There’s been a catchy radio commercial floating around the air waves lately from a travel company that speaks to how it feels like it’s six months into the new year, yet it’s only been six weeks.
Therefore, this particular company is, of course, promoting a trip to some exclusive island paradise as a means to take a break from all of the noise and intensity of your typical day.
While this certainly sounds nice, now is definitely not the time you want to check out and miss any of the action that’s likely to take place over the next few months if you’re a working professional in the real estate or mortgage industry.
My prediction is that the spring real estate season is going to be highly active for both buyers and sellers.
For example, in Napa County, the number of residential homes listed for sale and the number of closed residential sales are usually at a lower volume mark during the December through February months.
Although, in comparison to that time frame over the last two years, it appears Napa County is at an unusual lower point than they have been in quite a long time with regard to listing inventory levels.
Since the real estate and mortgage industries are so tightly twisted together, your lenders have been working diligently behind the scenes to bring on new products, loosening up underwriting program guidelines and dusting off the cobwebs to existing lending rules in an attempt to kick-start the spring real estate season.
Whether your lender’s adjustments help or not, you will find out in about 90 days from now.

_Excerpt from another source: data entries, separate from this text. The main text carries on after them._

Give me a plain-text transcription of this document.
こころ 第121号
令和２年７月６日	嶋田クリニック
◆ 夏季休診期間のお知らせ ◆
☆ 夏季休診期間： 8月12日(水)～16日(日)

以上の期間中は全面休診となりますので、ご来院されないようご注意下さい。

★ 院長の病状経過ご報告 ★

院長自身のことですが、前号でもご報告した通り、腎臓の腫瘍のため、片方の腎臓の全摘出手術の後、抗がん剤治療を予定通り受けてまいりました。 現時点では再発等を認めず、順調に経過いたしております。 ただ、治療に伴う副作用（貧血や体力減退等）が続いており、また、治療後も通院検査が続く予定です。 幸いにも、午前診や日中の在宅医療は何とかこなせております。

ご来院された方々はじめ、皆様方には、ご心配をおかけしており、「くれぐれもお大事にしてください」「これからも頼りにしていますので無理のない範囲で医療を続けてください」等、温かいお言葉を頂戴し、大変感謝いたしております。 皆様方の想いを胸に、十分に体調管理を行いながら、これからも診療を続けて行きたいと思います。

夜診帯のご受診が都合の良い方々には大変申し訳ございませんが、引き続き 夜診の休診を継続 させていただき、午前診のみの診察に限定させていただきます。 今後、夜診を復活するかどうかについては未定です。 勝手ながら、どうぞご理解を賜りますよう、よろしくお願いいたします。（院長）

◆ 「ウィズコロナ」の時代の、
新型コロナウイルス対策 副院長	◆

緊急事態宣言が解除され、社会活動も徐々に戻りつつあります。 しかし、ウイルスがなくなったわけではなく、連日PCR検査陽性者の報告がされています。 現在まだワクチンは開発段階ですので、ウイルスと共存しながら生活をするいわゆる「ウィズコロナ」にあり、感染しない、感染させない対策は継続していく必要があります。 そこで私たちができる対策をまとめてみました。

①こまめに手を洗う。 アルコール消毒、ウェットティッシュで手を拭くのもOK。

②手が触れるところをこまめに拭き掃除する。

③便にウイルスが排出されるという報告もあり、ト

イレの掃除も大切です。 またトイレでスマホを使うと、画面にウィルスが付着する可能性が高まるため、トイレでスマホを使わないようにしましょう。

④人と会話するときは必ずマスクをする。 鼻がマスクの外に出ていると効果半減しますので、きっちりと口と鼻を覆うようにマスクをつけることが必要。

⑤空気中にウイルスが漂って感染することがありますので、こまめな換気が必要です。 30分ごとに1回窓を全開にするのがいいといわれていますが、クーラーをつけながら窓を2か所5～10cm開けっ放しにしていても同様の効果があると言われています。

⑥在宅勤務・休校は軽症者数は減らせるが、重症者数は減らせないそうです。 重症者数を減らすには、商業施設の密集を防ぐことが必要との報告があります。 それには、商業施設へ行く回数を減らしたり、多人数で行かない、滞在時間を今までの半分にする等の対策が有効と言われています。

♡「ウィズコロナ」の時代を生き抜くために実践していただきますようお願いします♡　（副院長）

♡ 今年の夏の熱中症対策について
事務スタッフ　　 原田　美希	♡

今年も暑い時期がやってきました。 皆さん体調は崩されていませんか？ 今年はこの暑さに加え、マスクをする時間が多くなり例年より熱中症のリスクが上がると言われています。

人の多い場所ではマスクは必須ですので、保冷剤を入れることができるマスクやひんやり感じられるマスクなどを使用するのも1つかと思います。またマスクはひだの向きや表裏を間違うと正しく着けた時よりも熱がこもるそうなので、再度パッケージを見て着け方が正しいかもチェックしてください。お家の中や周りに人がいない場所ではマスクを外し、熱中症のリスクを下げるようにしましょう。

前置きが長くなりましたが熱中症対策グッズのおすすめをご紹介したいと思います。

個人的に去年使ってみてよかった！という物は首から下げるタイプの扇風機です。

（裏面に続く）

In the meantime, here are two popular strategies for buyers and sellers to leverage this spring.
If you’re thinking of buying a new home and retaining your current one as a rental property, even though you don’t have a history of being a landlord, that’s not a problem.
For most lenders, as long as they can confirm you have equity in your departing residence, then your lender will allow for the use of prospective rental income from that property to help toward your loan qualifications on your new home.
You might have to provide a lease agreement for your new tenant or you may need an appraisal to confirm the equity percentage as well, but this gives you some flexibility in terms of how to better manage your purchasing power for your new home.
Another option, assuming you’re trying to purchase a new home that’s contingent on your current one being sold, is to be able to exclude the mortgage payment on your departing residence from your loan qualifications on your new home in order to avoid taking a major hit to your purchasing power.
To pull this off, the closing date for your departing residence would need to be within 30 days of your closing date of your new home, all contingencies would need to be removed by the buyer of your departing residence and you would need to have proof of adequate reserves.